Repair the Amplifier, Not the Symptom: Stable World-Model Correction for Agent Rollouts
Abstract
Long-horizon language agents increasingly maintain executable world models in the form of planning graphs, where tool calls, validators, memory updates, recovery branches, and final answers are connected by typed dependencies. When a rollout fails, repairing the most visible error can leave the underlying error-amplification path intact, while replaying the full graph is expensive and difficult for long-context models to use reliably.
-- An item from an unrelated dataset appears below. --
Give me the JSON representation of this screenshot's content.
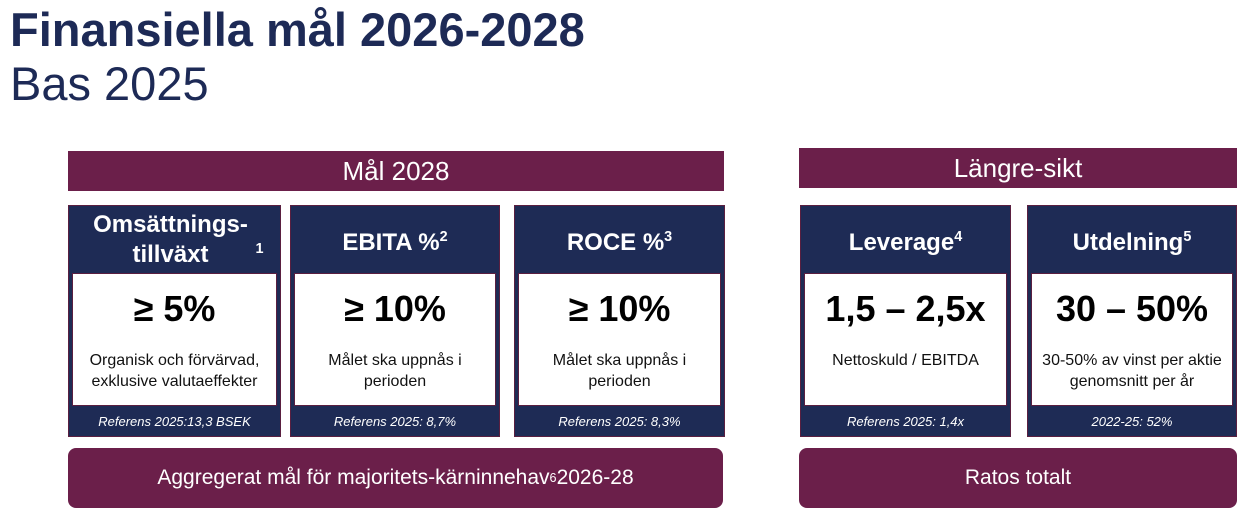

We study world-model correction: selecting a compact subgraph of a failed planning graph whose repair stabilizes subsequent rollouts. We first instantiate a strong family of engineering correctors, including pointwise error scans, TopK and window selection, local graph expansion, cascade repair, and full-context LLM repair. We then propose WM-SAR, a spectral subgraph repair method that estimates node-edge amplification, greedily grows a connected repair region by marginal residual-spectral relief, and sends only this region to an LLM for root-cause repair. Theoretically, we connect residual spectral radius to rollout error and planning regret, motivating repair as stabilization rather than attribution alone. Across synthetic calling-tree graphs, benchmark-inspired agent topologies, and cross-model LLM repair experiments, WM-SAR achieves stronger long-horizon stabilization and root-cause recovery under compact token budgets, matching much larger repair contexts while exposing the LLM to a cleaner causal subgraph.